Community
Participate
Working Groups
3.0 JFace viewers (namely the TableViewer and CheckBoxTableViewer) should support SWT.VIRTUAL style. When this style is specified, SWT.SetData callbacks are fired to fill the items on demand. If SWT.VIRTUAL is specified on the table passed to its constructor, the viewer should avoid populating the table eagerly, but add an SWT.SetData event handler to do the work as needed. This should work with the existing content provider API, but this requires determining all model elements first, even if the SWT items are not eagerly updated. The existing content provider API can be used to determine the number of model elements, and configure the table appropriately (see Table.setItemCount(int)). Should also extend content providers to allow the number of elements to be requested independently of the model elements themselves.
Candidate uses: - problems view - search results (when in table mode)
Adding Stefan as this will likely affect some problems view work he is looking into.
Created attachment 14195 [details] Patch for work so far Here is a quick patch for what I have done so far. I am going to hold off releasing anything as we are hoping to revisit the Viewer story more completely in 3.1 as there are quite a number of things we wish to support more generically.
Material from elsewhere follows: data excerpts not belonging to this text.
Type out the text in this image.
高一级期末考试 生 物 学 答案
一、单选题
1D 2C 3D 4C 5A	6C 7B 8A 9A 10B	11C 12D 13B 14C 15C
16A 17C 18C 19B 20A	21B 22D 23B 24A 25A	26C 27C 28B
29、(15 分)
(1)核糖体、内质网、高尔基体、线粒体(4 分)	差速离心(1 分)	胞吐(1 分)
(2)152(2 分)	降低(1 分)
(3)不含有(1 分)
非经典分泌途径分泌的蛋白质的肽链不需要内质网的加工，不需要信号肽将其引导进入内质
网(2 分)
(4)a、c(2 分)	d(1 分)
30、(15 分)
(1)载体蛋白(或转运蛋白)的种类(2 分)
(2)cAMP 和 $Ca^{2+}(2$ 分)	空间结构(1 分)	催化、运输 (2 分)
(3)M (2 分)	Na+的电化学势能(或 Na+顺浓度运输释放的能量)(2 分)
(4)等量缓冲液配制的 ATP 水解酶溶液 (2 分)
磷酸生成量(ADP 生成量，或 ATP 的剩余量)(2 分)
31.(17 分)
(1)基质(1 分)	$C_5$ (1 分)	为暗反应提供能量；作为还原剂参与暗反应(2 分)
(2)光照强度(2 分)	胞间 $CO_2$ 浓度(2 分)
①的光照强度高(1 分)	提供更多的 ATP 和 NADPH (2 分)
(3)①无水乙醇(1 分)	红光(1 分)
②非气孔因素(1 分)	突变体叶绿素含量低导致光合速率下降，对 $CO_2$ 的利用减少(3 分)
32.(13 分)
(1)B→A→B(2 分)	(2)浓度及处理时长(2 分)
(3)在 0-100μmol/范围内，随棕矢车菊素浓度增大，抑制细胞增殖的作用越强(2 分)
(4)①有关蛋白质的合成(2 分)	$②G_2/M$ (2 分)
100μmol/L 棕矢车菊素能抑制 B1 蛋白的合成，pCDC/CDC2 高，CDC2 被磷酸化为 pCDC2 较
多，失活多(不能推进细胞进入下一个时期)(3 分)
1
*** Bug 57795 has been marked as a duplicate of this bug. ***
Tod: I've been working on a patch that moves the sorting and filtering into a background thread -- it also speeds up insertions drastically. I'm still trying to get removals working fast enough, but sometime next week I'll try to attach a patch here that implements the algorithm to fix this one, bug 62002, bug 21284, and bug 28789...
I've had use cases where I don't really know the number of elements in the table or tree or text file until I go out and read them, which I don't want to do because it could take an arbitrarily long amount of time. I'm hoping this kind of case will be addressed by the new API. And yes, that makes scrolling... interesting. In other programs we've used either a fixed size thumb or a thumb that gets smaller and smaller as you scroll down (to some minimum size). And we left some slack at the end so there was room to click to page down under the thumb.
In Delphi from database tables, when it does not know exact number on records it just shows thumb in two states: top (when we are on first record), center (when we are on some other record). When you do page up, it scrolls on one page up, but stays thumb stays in center (if begin or record set is not finished). Once dataset is fully fetched, it starts to show also bottom state and any intermediate states.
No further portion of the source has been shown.